Lack of criminal intent was important to his finding that no one in the Trump campaign conspired with the Russian intelligence operation to hack into Democratic Party computers during the 2016 presidential race. For example, the Mueller report did not dispute Trump’s explanation that his notorious comment—“Russia, if you’re listening, I hope you’re able to find the 30,000 emails that are missing”—was meant as sarcasm, not a call for Russian intelligence to help him by hacking into Clinton’s private email. Nevertheless, as the report noted, “within approximately five hours of Trump’s statement,” officers of the Main Intelligence Directorate of the General Staff of the Russian Army, the GRU, “targeted for the first time Clinton’s personal office.” The GRU’s Unit 26165 sent malicious links to fifteen email accounts that were not public but which, for unexplained reasons, the Russian army unit knew about.
But the result was much different for the investigation into obstruction of justice; Mueller concluded there was sufficient evidence to charge Trump for his various efforts to stop the special counsel’s investigation, for telling White House counsel Donald McGahn to create a false record, and for trying to intimidate his one-time personal lawyer Michael Cohen out of testifying truthfully.
It appears that only Mueller’s deep sense of fairness—he didn’t want to bring charges against Trump that could not be tried in court—protected the president from a clear-cut accusation of obstruction of justice. This is where a 2000 Justice Department Office of Legal Counsel opinion barring criminal prosecution of a president (affirming a Watergate-related ruling from the agency) cast its shadow.
Mueller, who like Giuliani is a former chief of the Justice Department’s Criminal Division, sought guidance in the department’s official manual. The first step in deciding whether to prosecute, it says, is to consider whether the conduct “constitutes a federal offense.”
But by accepting the 2000 legal opinion, Mueller’s options were very much limited. “We determined not to apply an approach that could potentially result in a judgment that the President committed crimes,” Mueller’s report says. “Fairness concerns counseled against potentially reaching that judgment when no charges can be brought.” That is, it would be unfair to accuse a defendant who could not be brought to trial. Those concerns were magnified in the case of a sitting president, Mueller concluded, even if an accusation were to be made in a sealed report rather than in an indictment.

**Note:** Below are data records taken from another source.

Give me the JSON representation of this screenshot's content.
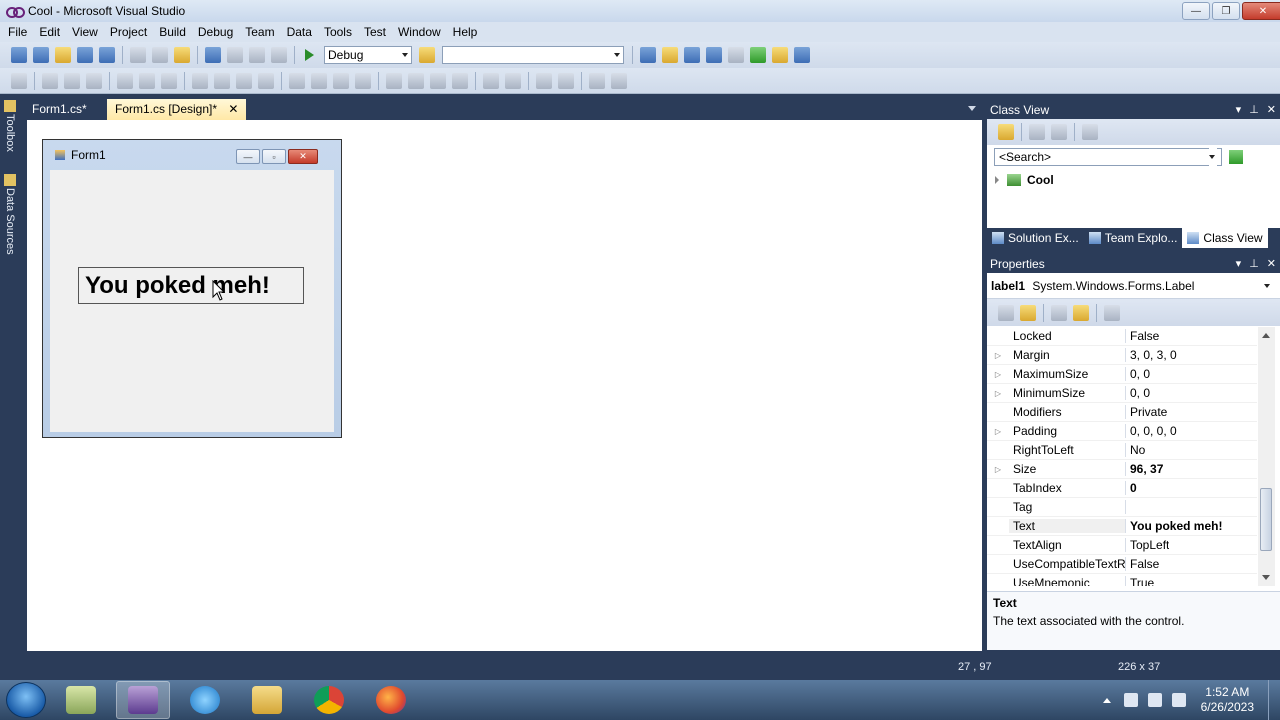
{
  "window": {
    "title": "Cool - Microsoft Visual Studio",
    "controls": {
      "minimize": "—",
      "maximize": "❐",
      "close": "✕"
    }
  },
  "menu": [
    "File",
    "Edit",
    "View",
    "Project",
    "Build",
    "Debug",
    "Team",
    "Data",
    "Tools",
    "Test",
    "Window",
    "Help"
  ],
  "toolbar": {
    "config": "Debug",
    "platform": ""
  },
  "sidebar": {
    "toolbox": "Toolbox",
    "data_sources": "Data Sources"
  },
  "tabs": [
    {
      "label": "Form1.cs*",
      "active": false
    },
    {
      "label": "Form1.cs [Design]*",
      "active": true,
      "close": "✕"
    }
  ],
  "designer": {
    "form_title": "Form1",
    "form_controls": {
      "minimize": "—",
      "maximize": "▫",
      "close": "✕"
    },
    "label_text": "You poked meh!"
  },
  "status": {
    "position": "27 , 97",
    "size": "226 x 37"
  },
  "class_view": {
    "title": "Class View",
    "search_placeholder": "<Search>",
    "tree_root": "Cool",
    "header_controls": {
      "dropdown": "▾",
      "pin": "⊥",
      "close": "✕"
    }
  },
  "pane_tabs": [
    "Solution Ex...",
    "Team Explo...",
    "Class View"
  ],
  "properties": {
    "title": "Properties",
    "object_name": "label1",
    "object_type": "System.Windows.Forms.Label",
    "rows": [
      {
        "name": "Locked",
        "value": "False",
        "expandable": false,
        "bold": false
      },
      {
        "name": "Margin",
        "value": "3, 0, 3, 0",
        "expandable": true,
        "bold": false
      },
      {
        "name": "MaximumSize",
        "value": "0, 0",
        "expandable": true,
        "bold": false
      },
      {
        "name": "MinimumSize",
        "value": "0, 0",
        "expandable": true,
        "bold": false
      },
      {
        "name": "Modifiers",
        "value": "Private",
        "expandable": false,
        "bold": false
      },
      {
        "name": "Padding",
        "value": "0, 0, 0, 0",
        "expandable": true,
        "bold": false
      },
      {
        "name": "RightToLeft",
        "value": "No",
        "expandable": false,
        "bold": false
      },
      {
        "name": "Size",
        "value": "96, 37",
        "expandable": true,
        "bold": true
      },
      {
        "name": "TabIndex",
        "value": "0",
        "expandable": false,
        "bold": true
      },
      {
        "name": "Tag",
        "value": "",
        "expandable": false,
        "bold": false
      },
      {
        "name": "Text",
        "value": "You poked meh!",
        "expandable": false,
        "bold": true,
        "selected": true
      },
      {
        "name": "TextAlign",
        "value": "TopLeft",
        "expandable": false,
        "bold": false
      },
      {
        "name": "UseCompatibleTextRe",
        "value": "False",
        "expandable": false,
        "bold": false
      },
      {
        "name": "UseMnemonic",
        "value": "True",
        "expandable": false,
        "bold": false
      }
    ],
    "description_title": "Text",
    "description_text": "The text associated with the control."
  },
  "taskbar": {
    "time": "1:52 AM",
    "date": "6/26/2023"
  }
}
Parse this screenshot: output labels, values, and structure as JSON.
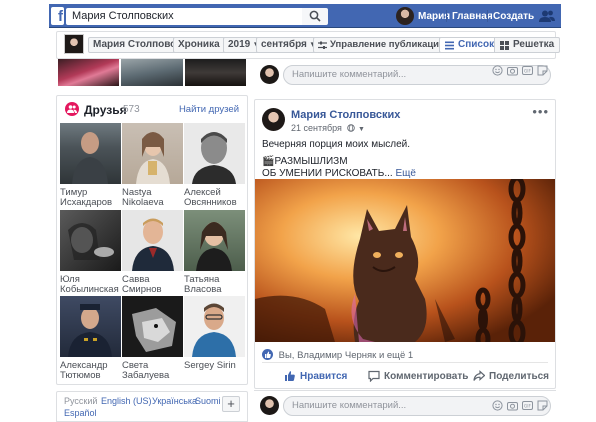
{
  "topbar": {
    "search_value": "Мария Столповских",
    "user_name": "Мария",
    "home_label": "Главная",
    "create_label": "Создать",
    "brand_color": "#4267b2"
  },
  "subbar": {
    "name": "Мария Столповских",
    "section": "Хроника",
    "year": "2019",
    "month": "сентября",
    "manage_label": "Управление публикациями",
    "list_label": "Список",
    "grid_label": "Решетка"
  },
  "friends": {
    "title": "Друзья",
    "count": "573",
    "find_label": "Найти друзей",
    "items": [
      {
        "name": "Тимур Исхакдаров"
      },
      {
        "name": "Nastya Nikolaeva"
      },
      {
        "name": "Алексей Овсянников"
      },
      {
        "name": "Юля Кобылинская"
      },
      {
        "name": "Савва Смирнов"
      },
      {
        "name": "Татьяна Власова"
      },
      {
        "name": "Александр Тютюмов"
      },
      {
        "name": "Света Забалуева"
      },
      {
        "name": "Sergey Sirin"
      }
    ]
  },
  "languages": {
    "current": "Русский",
    "items": [
      "English (US)",
      "Українська",
      "Suomi",
      "Español"
    ],
    "add_label": "+"
  },
  "comment_placeholder": "Напишите комментарий...",
  "post": {
    "author": "Мария Столповских",
    "date": "21 сентября",
    "line1": "Вечерняя порция моих мыслей.",
    "line2": "🎬РАЗМЫШЛИЗМ",
    "line3": "ОБ УМЕНИИ РИСКОВАТЬ...",
    "more_label": "Ещё",
    "reactions": "Вы, Владимир Черняк и ещё 1",
    "like_label": "Нравится",
    "comment_label": "Комментировать",
    "share_label": "Поделиться"
  }
}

Attorney General William Barr was not so shy about reaching a conclusion, although his determination that there was no obstruction of justice is contrary to the facts Mueller gathered. But long before, Barr had already concluded in a June 2018 memo to the Justice Department that Mueller’s interpretation of the most applicable obstruction statute “would do lasting damage to the Presidency and the administration of law.”
For Barr to assume the role of ultimate arbiter in the Trump probe after prejudging the situation so blatantly is a sign that he may, indeed, be the Roy Cohn the president has been looking for. Barr added to that perception by making remarks before Congress about investigating U.S. government “spying” on the Trump campaign, fueling the #Spygate conspiracy theorists, including Trump, who insist that those who investigated Trump be investigated and prosecuted themselves.
Like Giuliani, Barr is enabling Trump to continue the kind of criminally inclined conduct that is detailed in the Mueller report. Meanwhile, Trump took to Hannity on April 25 to continue the bombast. “I think it’s far bigger than Watergate,” he told Hannity. “I think it’s possibly the biggest scandal in political history in this country, maybe beyond political.”